07-17-2019 10:55 PM
07-19-2019 02:16 PM
When I was a kid in the mid 1970s we took a trip up to Lake Superior and various other Minnesota locations including the headwaters of the Mississippi where one can step over the river its so small. I bought some of these in a gift shop for 98 cent (about $4.76 in today's money). They were housed five in a row inside a tiny thin box constructed like a match box. It had pictures of cars on the outside that did not necessarily match what was inside. Another set had small black steam train engine with four brightly colored train cars and a caboose.
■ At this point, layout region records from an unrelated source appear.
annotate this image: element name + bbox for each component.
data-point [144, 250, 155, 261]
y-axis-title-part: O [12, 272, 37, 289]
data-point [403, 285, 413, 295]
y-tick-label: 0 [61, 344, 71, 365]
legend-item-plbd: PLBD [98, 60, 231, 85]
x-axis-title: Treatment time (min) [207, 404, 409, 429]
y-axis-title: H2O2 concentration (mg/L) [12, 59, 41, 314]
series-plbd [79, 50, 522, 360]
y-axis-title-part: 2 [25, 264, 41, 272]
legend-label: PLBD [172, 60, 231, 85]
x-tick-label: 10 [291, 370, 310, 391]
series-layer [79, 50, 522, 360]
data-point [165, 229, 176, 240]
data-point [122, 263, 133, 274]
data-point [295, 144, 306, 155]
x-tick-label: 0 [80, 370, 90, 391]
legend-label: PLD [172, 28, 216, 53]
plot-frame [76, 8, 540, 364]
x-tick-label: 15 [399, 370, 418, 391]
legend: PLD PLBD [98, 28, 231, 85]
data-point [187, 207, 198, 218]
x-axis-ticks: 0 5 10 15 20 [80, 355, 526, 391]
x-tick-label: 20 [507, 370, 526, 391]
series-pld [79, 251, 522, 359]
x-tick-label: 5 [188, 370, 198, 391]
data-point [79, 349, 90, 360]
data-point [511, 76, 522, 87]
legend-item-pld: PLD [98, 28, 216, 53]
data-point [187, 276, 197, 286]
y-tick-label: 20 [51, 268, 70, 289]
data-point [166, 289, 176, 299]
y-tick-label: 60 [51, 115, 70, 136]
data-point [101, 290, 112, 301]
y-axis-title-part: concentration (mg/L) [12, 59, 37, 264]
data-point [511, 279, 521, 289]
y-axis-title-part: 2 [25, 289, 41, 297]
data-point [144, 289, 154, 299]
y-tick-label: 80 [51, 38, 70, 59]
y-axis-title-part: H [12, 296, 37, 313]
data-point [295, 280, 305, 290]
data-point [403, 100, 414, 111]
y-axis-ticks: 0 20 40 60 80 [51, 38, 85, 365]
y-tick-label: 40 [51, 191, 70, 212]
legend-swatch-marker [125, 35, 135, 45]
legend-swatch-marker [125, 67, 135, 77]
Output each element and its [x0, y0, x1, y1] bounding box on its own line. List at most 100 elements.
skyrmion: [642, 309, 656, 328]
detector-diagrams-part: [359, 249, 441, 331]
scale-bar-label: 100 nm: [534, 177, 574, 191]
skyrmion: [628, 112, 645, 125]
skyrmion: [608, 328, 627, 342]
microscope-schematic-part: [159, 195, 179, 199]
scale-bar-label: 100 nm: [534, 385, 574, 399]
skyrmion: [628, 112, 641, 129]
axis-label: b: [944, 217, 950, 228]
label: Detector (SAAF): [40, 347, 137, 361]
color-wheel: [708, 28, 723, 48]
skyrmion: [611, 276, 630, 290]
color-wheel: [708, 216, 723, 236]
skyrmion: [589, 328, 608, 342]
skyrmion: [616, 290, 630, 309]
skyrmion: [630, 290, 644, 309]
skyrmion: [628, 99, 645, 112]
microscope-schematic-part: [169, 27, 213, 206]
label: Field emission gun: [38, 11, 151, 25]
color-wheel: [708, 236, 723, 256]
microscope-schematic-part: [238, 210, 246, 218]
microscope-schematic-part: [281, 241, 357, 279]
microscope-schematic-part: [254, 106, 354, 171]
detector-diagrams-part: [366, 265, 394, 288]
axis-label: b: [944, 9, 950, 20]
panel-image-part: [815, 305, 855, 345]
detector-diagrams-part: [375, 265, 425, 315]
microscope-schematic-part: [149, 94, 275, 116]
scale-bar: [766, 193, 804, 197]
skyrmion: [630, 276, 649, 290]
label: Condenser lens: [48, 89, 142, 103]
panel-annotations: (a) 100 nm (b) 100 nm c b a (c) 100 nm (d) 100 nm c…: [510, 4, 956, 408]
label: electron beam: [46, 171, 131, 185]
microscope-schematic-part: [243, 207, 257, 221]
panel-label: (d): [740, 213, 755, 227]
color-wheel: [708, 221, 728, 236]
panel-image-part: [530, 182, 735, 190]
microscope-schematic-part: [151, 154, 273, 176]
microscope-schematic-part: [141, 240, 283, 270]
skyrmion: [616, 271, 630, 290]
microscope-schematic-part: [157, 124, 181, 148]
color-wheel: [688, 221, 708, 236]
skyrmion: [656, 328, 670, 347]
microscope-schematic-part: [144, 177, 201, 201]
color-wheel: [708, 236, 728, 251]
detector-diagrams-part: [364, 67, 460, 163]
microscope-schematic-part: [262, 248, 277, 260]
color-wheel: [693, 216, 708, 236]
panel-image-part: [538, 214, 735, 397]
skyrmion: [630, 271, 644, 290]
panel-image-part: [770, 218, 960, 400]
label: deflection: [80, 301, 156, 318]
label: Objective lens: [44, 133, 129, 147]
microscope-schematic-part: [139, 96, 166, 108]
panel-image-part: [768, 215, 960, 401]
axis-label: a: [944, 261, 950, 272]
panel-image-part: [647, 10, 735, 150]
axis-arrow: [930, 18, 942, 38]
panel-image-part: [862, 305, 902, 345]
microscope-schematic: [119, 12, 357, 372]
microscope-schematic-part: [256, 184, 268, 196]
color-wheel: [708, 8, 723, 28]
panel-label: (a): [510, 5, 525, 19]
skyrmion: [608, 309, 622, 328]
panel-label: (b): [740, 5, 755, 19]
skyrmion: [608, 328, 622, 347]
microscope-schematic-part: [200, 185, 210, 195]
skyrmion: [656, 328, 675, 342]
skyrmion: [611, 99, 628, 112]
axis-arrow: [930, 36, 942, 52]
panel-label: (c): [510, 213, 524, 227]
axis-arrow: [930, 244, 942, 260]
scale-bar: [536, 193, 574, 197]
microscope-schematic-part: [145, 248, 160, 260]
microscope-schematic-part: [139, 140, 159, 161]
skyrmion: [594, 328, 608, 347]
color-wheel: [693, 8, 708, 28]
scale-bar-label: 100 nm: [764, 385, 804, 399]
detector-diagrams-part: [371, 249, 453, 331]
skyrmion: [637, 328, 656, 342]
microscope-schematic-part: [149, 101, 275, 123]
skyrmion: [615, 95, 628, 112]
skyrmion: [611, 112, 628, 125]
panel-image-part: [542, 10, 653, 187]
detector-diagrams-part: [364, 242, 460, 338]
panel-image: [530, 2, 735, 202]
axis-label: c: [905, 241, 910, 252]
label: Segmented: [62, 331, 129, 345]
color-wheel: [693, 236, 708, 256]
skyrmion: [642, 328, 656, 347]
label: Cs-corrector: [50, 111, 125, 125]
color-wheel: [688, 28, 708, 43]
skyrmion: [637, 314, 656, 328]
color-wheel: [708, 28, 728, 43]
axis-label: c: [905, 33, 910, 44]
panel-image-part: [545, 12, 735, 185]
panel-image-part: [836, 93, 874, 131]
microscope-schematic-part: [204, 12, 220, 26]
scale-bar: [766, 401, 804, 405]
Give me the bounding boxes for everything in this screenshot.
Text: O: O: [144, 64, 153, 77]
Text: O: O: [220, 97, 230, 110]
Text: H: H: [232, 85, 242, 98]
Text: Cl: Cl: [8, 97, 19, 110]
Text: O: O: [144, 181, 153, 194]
Since then I have seen earlier and later vehicles like these. Most have plastic wheels and spokes on a metal body. Some of the older ones have tiny rubber wheels with a metal axle. The oldest ones I have seen had a grease pencil price of 49 cents written on them.
I've not seen any with a manufacturer's name, but I have seen Japan on the cars and boxes. Some cars are unmarked. I also recall seeing them in a local Ben Franklin in late 1970s or early 1980s when I was too big to play with them any more.
07-19-2019 02:20 PM
The styles of the vehicles look older than the 1970s.
07-19-2019 02:21 PM
I believe these are made by Tootsie Toy...do a Google search for Tootsie Toy car and should find several of the ones you have
07-19-2019 04:00 PM
Some are called Smallest Old Timers Ever Made
07-20-2019 09:25 AM
The styles of the vehicles look older than the 1970s.
These type of cars have been made for decades and marketed in various types of packaging.
The small black car with yellow plastic wheels exactly matches the box of small toy cars I purchased circa 1974 - there was also a yellow, red, blue, and green car in the set. The train set use the same spoked wheels. The colors of the spoked wheels appeared to have varied on different production runs based upon others I have seen at live auctions.
A car produced using the same decades old production techniques will have the same appearance if it was produced in the 1950s or 1980s. Even with manufactuter's literature, catalogs, and other documentation it might be difficult to pin point the exact production date if they made the same thing for decades.0
On a related note I sold a carton of sealed vintage toy plastic violins from the late 1950s to 1960s. They were purchased by a manufacturer who had acquired the original production molds for the violins, but had no examples of the finished goods. Their intent was to start producing them again nearly 40 +/- years later.